Essendo interessato alla Sua visione di tale incipit, Le chiedo la cortesia di spiegarsi meglio.

Grazie.

Massimo Citi ha detto...

Gentile lettore. Lei ha ragione e cercherò di spiegarmi meglio. "Un fosco resoconto" è, secondo il dizionario della lingua italiana, "la narrazione cupa e terribile di un evento a un superiore o al popolo". Da questo punto di vista, quindi, ci saremmo, ma il problema è nelle parole usate senza criterio. "Fosco" infatti è anche - e più usato - col significato di "offuscato" mentre "resoconto" ha acquisito un significato giornalistico di "rapida carrellata di notizie senza approfondimento". Il risultato finale di "Fosco resoconto" è quindi quello di una carrellata di notizie varie passate su uno schermo troppo scuro.

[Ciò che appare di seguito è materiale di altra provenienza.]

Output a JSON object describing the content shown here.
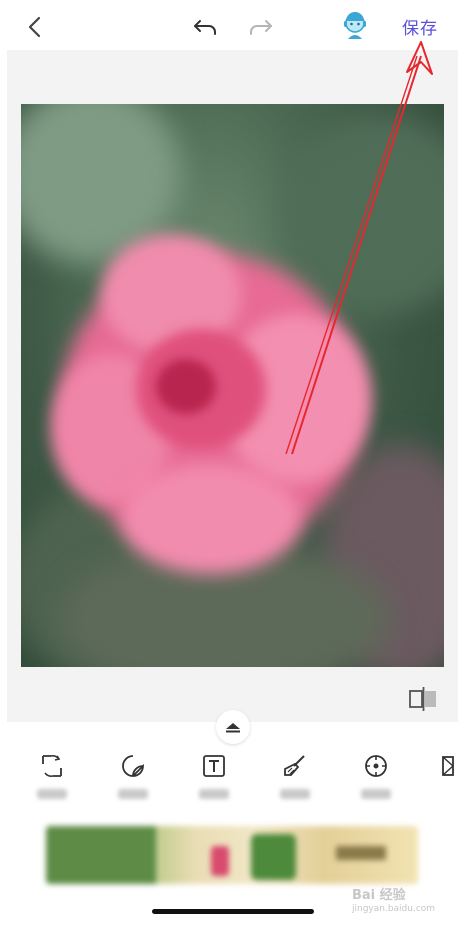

Azzardo che "Tragici messaggi" o "Tristi racconti" sarebbero stati probabilmente più adatti, ma non sono io l'autore...

Anonimo ha detto...

Cortese maxciti,

se avrà modo di leggere il romanzo della Strazzulla noterà che "fosco" inteso come "poco chiaro", "poco comprensibile" ben si adatta al contenuto di tali resoconti.

Inoltre, il frammento da Lei citato è un'anticipazione che fa riferimento ad una delle prime scene del libro in cui un consiglio di sovrani deve decidere come affrontare una nuova e misteriosa minaccia.

Ai sovrani è vero possono venire consegnati messaggi e riferiti racconti, ma in questo caso, essendo scritti, "resoconti" è più appropriato.

Dal momento che mi sembra una persona ragionevole, La invito a leggere il romanzo della Strazzulla, che, tra l'altro, si pone su un livello culturale inaspettato che non dubito Lei apprezzerà, e a rinnovare o lasciar cadere le sue critiche a tale opera dopo averla valutata nel suo complesso.